La cité de Kamuesha, dans le territoire de Tshikapa (province du Kasaï), a été secouée par de violents affrontements dans la nuit du lundi 3 au mardi 4 août 2026, après la mort par balle du chef du village de Bena Bowa lors d’une intervention de la Police nationale congolaise (PNC). En représailles, des habitants en colère ont incendié le sous-commissariat de la police.

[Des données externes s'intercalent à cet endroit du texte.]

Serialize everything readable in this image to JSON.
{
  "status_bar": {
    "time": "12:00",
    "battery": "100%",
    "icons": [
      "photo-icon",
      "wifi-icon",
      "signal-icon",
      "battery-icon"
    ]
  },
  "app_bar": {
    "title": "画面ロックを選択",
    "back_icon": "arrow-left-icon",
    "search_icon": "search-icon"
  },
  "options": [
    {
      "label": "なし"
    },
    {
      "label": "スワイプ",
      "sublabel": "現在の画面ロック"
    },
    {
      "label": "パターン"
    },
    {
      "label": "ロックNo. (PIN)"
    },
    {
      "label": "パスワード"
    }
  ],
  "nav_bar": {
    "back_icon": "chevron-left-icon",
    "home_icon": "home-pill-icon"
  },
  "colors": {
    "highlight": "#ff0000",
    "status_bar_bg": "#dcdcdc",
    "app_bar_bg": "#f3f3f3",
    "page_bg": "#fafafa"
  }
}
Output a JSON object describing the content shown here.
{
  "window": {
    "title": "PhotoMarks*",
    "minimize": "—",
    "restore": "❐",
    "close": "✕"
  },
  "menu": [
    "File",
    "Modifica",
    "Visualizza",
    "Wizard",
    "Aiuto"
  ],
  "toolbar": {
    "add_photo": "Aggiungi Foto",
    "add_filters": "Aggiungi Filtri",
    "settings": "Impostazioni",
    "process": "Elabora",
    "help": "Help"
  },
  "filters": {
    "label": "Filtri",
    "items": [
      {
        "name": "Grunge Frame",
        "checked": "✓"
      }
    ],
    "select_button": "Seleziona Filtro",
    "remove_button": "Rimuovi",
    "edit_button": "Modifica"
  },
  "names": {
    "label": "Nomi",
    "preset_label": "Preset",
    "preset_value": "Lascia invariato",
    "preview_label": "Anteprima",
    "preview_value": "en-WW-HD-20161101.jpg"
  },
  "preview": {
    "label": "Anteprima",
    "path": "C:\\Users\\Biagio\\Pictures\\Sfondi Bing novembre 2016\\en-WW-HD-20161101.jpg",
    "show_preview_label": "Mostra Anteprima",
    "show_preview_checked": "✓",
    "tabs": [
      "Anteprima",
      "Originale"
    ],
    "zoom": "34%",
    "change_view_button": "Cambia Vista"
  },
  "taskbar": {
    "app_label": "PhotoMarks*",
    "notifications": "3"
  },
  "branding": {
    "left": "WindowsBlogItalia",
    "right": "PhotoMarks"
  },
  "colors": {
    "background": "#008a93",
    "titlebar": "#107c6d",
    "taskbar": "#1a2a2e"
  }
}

Selon plusieurs sources locales concordantes, les tensions sont parties d’une opération policière menée dans le cadre d’une enquête sur un présumé vol de batteries. Après l’interpellation de plusieurs suspects, ceux-ci seraient parvenus à s’échapper. Les policiers auraient alors procédé à l’arrestation de leurs épouses, une décision vivement contestée par la population.
Alerté par la situation, le chef coutumier de Bena Bowa s’est rendu au sous-commissariat afin de plaider en faveur de la libération des femmes, estimant qu’elles ne pouvaient être tenues responsables des actes présumés de leurs maris. D’après les témoignages recueillis sur place, les échanges auraient rapidement dégénéré.
Au cours de l’incident, un policier aurait fait usage de son arme à feu, atteignant mortellement le chef coutumier. Transporté en urgence à l’hôpital général de Kamuesha, celui-ci a succombé à ses blessures malgré les tentatives des équipes médicales.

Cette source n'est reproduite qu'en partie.